By 2019 my photography career was pretty much dead. I had worked with some elites, with some celebrities in the past which made me pretty confident to rise up my fees. People would later complain I was being so expensive, comparing me with the emerging photographers who cheapen down their work. That year I basically made my living as a driver on these new digital platforms. The only things left were my (again) 'rockstar' memories and the beauty pageant.

The breaking point came recently, in the middle of 2020. One of my many Instagram followers misunderstood a story I had posted and directly sent it to my pageant director. I followed that version, maybe because I wanted to be fired but I even plead guilty and defended myself. A lot of people would watch my stories but almost no one would ever participate in the interactive ones. And then this happened, in less than an hour after I posted that story. My pageant director texted me saying she was dissapointed of me. That's when I had enough, I was surrounded and followed by such negative, toxic vibes and decided to shut down that Instagram account. Well, not shut down actually since it holds many years of portfolio, but I logged out entirely of it. Now I use another one, in which I follow people I care about only, not the typical "Instagram Models", "Influencers" and such people I was forced to follow as a fashion photographer. With less than 100 followers on this new one, I'm much much happier.

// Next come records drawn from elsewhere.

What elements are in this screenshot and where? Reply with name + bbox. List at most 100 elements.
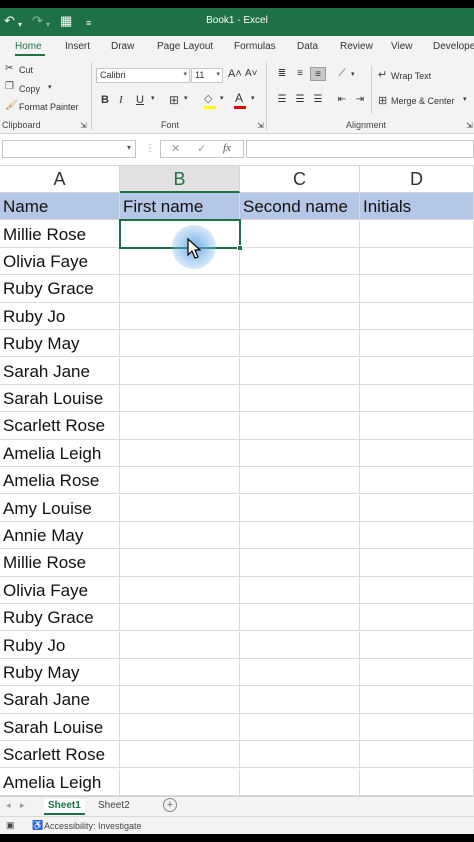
font-color-dropdown-icon[interactable]: ▾	[251, 94, 255, 102]
empty-cell[interactable]	[240, 247, 360, 276]
wrap-text-button[interactable]: Wrap Text	[391, 71, 431, 81]
empty-cell[interactable]	[360, 384, 474, 413]
empty-cell[interactable]	[360, 576, 474, 605]
empty-cell[interactable]	[120, 330, 240, 358]
name-cell[interactable]: Olivia Faye	[0, 247, 120, 276]
name-cell[interactable]: Scarlett Rose	[0, 412, 120, 440]
empty-cell[interactable]	[360, 521, 474, 550]
header-cell-second-name[interactable]: Second name	[240, 193, 360, 221]
tab-data[interactable]: Data	[297, 41, 318, 52]
empty-cell[interactable]	[120, 357, 240, 385]
tab-formulas[interactable]: Formulas	[234, 41, 276, 52]
empty-cell[interactable]	[240, 768, 360, 796]
name-cell[interactable]: Scarlett Rose	[0, 741, 120, 769]
name-cell[interactable]: Ruby Jo	[0, 302, 120, 331]
empty-cell[interactable]	[360, 631, 474, 659]
name-cell[interactable]: Olivia Faye	[0, 576, 120, 605]
empty-cell[interactable]	[240, 604, 360, 632]
alignment-launcher-icon[interactable]: ⇲	[466, 121, 473, 130]
scroll-right-icon[interactable]: ▸	[20, 800, 25, 811]
align-left-icon[interactable]: ☰	[274, 93, 290, 107]
font-launcher-icon[interactable]: ⇲	[257, 121, 264, 130]
copy-button[interactable]: Copy	[19, 84, 40, 94]
sheet-tab-sheet2[interactable]: Sheet2	[98, 799, 130, 815]
empty-cell[interactable]	[240, 549, 360, 577]
insert-function-button[interactable]: fx	[223, 142, 231, 154]
empty-cell[interactable]	[240, 713, 360, 742]
header-cell-name[interactable]: Name	[0, 193, 120, 221]
tab-developer[interactable]: Develope	[433, 41, 474, 52]
empty-cell[interactable]	[360, 494, 474, 522]
orientation-dropdown-icon[interactable]: ▾	[351, 70, 355, 78]
name-cell[interactable]: Amelia Leigh	[0, 439, 120, 468]
chevron-down-icon[interactable]: ▾	[127, 143, 131, 152]
empty-cell[interactable]	[360, 713, 474, 742]
name-cell[interactable]: Annie May	[0, 521, 120, 550]
empty-cell[interactable]	[120, 275, 240, 303]
empty-cell[interactable]	[360, 467, 474, 495]
formula-input[interactable]	[246, 140, 474, 158]
copy-dropdown-icon[interactable]: ▾	[48, 83, 52, 91]
borders-dropdown-icon[interactable]: ▾	[184, 94, 188, 102]
column-header-c[interactable]: C	[240, 166, 360, 193]
name-cell[interactable]: Sarah Jane	[0, 686, 120, 714]
merge-center-button[interactable]: Merge & Center	[391, 96, 455, 106]
accessibility-icon[interactable]: ♿	[32, 820, 43, 831]
tab-insert[interactable]: Insert	[65, 41, 90, 52]
scroll-left-icon[interactable]: ◂	[6, 800, 11, 811]
name-cell[interactable]: Ruby May	[0, 658, 120, 687]
empty-cell[interactable]	[360, 439, 474, 468]
shrink-font-button[interactable]: A˅	[245, 68, 258, 79]
empty-cell[interactable]	[120, 631, 240, 659]
empty-cell[interactable]	[240, 412, 360, 440]
empty-cell[interactable]	[120, 658, 240, 687]
empty-cell[interactable]	[120, 686, 240, 714]
empty-cell[interactable]	[240, 275, 360, 303]
empty-cell[interactable]	[240, 631, 360, 659]
tab-review[interactable]: Review	[340, 41, 373, 52]
sheet-tab-sheet1[interactable]: Sheet1	[44, 799, 85, 815]
increase-indent-icon[interactable]: ⇥	[352, 93, 368, 107]
empty-cell[interactable]	[360, 275, 474, 303]
name-cell[interactable]: Millie Rose	[0, 220, 120, 248]
name-cell[interactable]: Amelia Leigh	[0, 768, 120, 796]
align-middle-icon[interactable]: ≡	[292, 67, 308, 81]
italic-button[interactable]: I	[119, 94, 123, 106]
empty-cell[interactable]	[120, 384, 240, 413]
worksheet-grid[interactable]: A B C D Name First name Second name Init…	[0, 166, 474, 796]
empty-cell[interactable]	[240, 686, 360, 714]
empty-cell[interactable]	[240, 494, 360, 522]
empty-cell[interactable]	[240, 521, 360, 550]
empty-cell[interactable]	[240, 741, 360, 769]
empty-cell[interactable]	[120, 576, 240, 605]
font-size-select[interactable]: 11 ▾	[191, 68, 223, 83]
empty-cell[interactable]	[360, 549, 474, 577]
add-sheet-icon[interactable]: +	[163, 798, 177, 812]
empty-cell[interactable]	[120, 412, 240, 440]
name-cell[interactable]: Sarah Louise	[0, 713, 120, 742]
name-cell[interactable]: Ruby May	[0, 330, 120, 358]
empty-cell[interactable]	[360, 357, 474, 385]
tab-draw[interactable]: Draw	[111, 41, 134, 52]
empty-cell[interactable]	[360, 220, 474, 248]
empty-cell[interactable]	[360, 412, 474, 440]
tab-home[interactable]: Home	[15, 41, 42, 52]
fill-handle[interactable]	[237, 245, 243, 251]
macro-record-icon[interactable]: ▣	[6, 820, 15, 831]
empty-cell[interactable]	[240, 330, 360, 358]
cut-button[interactable]: Cut	[19, 65, 33, 75]
orientation-icon[interactable]: ⟋	[334, 67, 350, 81]
empty-cell[interactable]	[360, 768, 474, 796]
underline-button[interactable]: U	[136, 94, 144, 106]
format-painter-button[interactable]: Format Painter	[19, 102, 79, 112]
align-bottom-icon[interactable]: ≡	[310, 67, 326, 81]
merge-dropdown-icon[interactable]: ▾	[463, 95, 467, 103]
fill-color-icon[interactable]: ◇	[204, 92, 212, 105]
align-right-icon[interactable]: ☰	[310, 93, 326, 107]
empty-cell[interactable]	[120, 467, 240, 495]
name-cell[interactable]: Ruby Jo	[0, 631, 120, 659]
name-cell[interactable]: Sarah Jane	[0, 357, 120, 385]
grow-font-button[interactable]: A˄	[228, 68, 242, 80]
empty-cell[interactable]	[120, 741, 240, 769]
name-cell[interactable]: Ruby Grace	[0, 604, 120, 632]
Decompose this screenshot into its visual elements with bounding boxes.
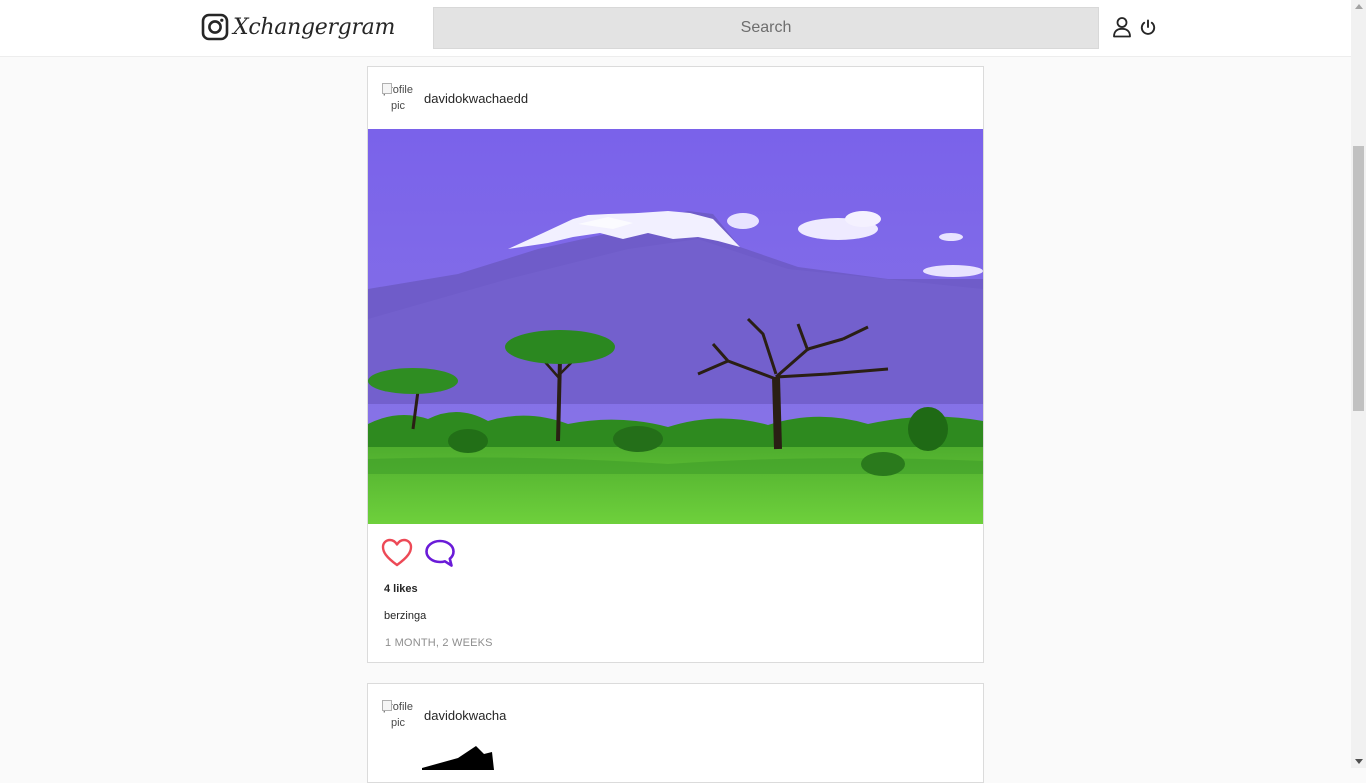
broken-image-icon bbox=[382, 83, 392, 94]
likes-count: 4 likes bbox=[384, 583, 418, 595]
top-navbar: Xchangergram bbox=[0, 0, 1351, 57]
post-username[interactable]: davidokwacha bbox=[424, 708, 506, 723]
app-logo[interactable]: Xchangergram bbox=[201, 11, 395, 43]
post-caption: berzinga bbox=[384, 610, 427, 622]
post-image[interactable] bbox=[418, 746, 498, 770]
camera-logo-icon bbox=[201, 13, 229, 41]
nav-icons bbox=[1112, 16, 1158, 38]
scroll-down-arrow-icon[interactable] bbox=[1355, 759, 1363, 764]
user-icon[interactable] bbox=[1112, 16, 1132, 38]
scroll-thumb[interactable] bbox=[1353, 146, 1364, 411]
post-image[interactable] bbox=[368, 129, 983, 524]
feed-post: profile pic davidokwachaedd bbox=[367, 66, 984, 663]
post-header: profile pic davidokwacha bbox=[368, 684, 983, 746]
feed-post: profile pic davidokwacha bbox=[367, 683, 984, 783]
search-input[interactable] bbox=[433, 7, 1099, 49]
avatar[interactable]: profile pic bbox=[382, 699, 414, 731]
post-timestamp: 1 MONTH, 2 WEEKS bbox=[385, 637, 493, 649]
comment-icon[interactable] bbox=[424, 538, 456, 568]
avatar[interactable]: profile pic bbox=[382, 82, 414, 114]
post-header: profile pic davidokwachaedd bbox=[368, 67, 983, 129]
post-username[interactable]: davidokwachaedd bbox=[424, 91, 528, 106]
post-actions bbox=[368, 524, 983, 582]
scroll-up-arrow-icon[interactable] bbox=[1355, 4, 1363, 9]
heart-icon[interactable] bbox=[381, 538, 413, 568]
broken-image-icon bbox=[382, 700, 392, 711]
page-scrollbar[interactable] bbox=[1351, 0, 1366, 768]
power-icon[interactable] bbox=[1138, 16, 1158, 38]
app-name: Xchangergram bbox=[233, 14, 396, 40]
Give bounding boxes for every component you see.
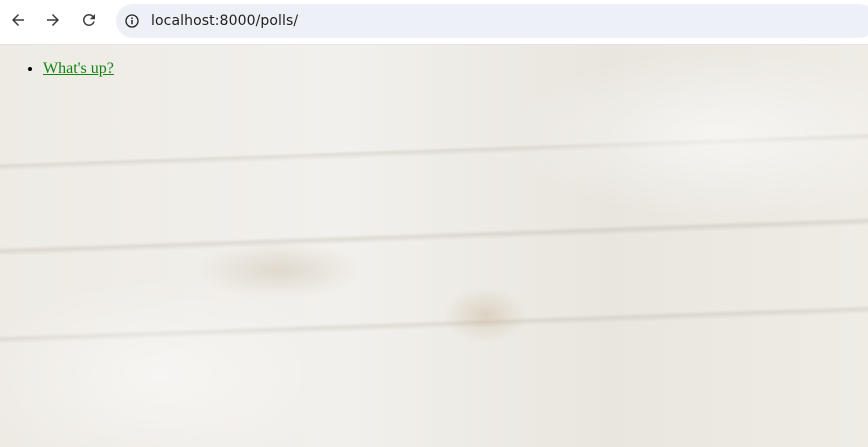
info-icon [125,14,139,28]
browser-toolbar: localhost:8000/polls/ [0,0,868,45]
page-content: What's up? [0,45,868,447]
url-text[interactable]: localhost:8000/polls/ [151,13,298,29]
poll-list: What's up? [0,59,114,79]
forward-button[interactable] [41,8,65,32]
arrow-right-icon [47,14,59,26]
poll-link[interactable]: What's up? [43,60,114,77]
reload-button[interactable] [77,8,101,32]
address-bar[interactable]: localhost:8000/polls/ [116,4,868,38]
site-info-button[interactable] [123,12,141,30]
arrow-left-icon [12,14,24,26]
back-button[interactable] [6,8,30,32]
list-item: What's up? [43,59,114,79]
reload-icon [82,13,95,26]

This breaking point also made me realize and think about all these years of playing strong and and letting myself go within a lot of bad experiences. The fashion cocktails surrounding me with such pretentious fake people, the modelling agency that broke one of my strobe light bulbs and never took responsability of it, the endless amount of people who always wanted to make decisions on my career, the people who wanted to decide my fees, the charity institution that I made a 3 non stop day long photoshoot for to raise funds for them and later on gave me their back when I asked them for a letter because I needed it for an art contest, the VIP dinner party I was invited to only to be seated alone in a small table excluded from the main table, the famous singer whose staff broke one of my light tripods, the popular life coach that stopped talking to me but never let me post his pictures, amonth others.

I'm not intending to play martyr here, but I hope my experience will help someone out there. I don't regret being a photographer though. I went back to digital art and started applying all my photography knowledge into it, finally achieving the results that make me happy. There's a lot much more I have to give, including this blog entry. Now I wonder, what's gonna happen with this blog?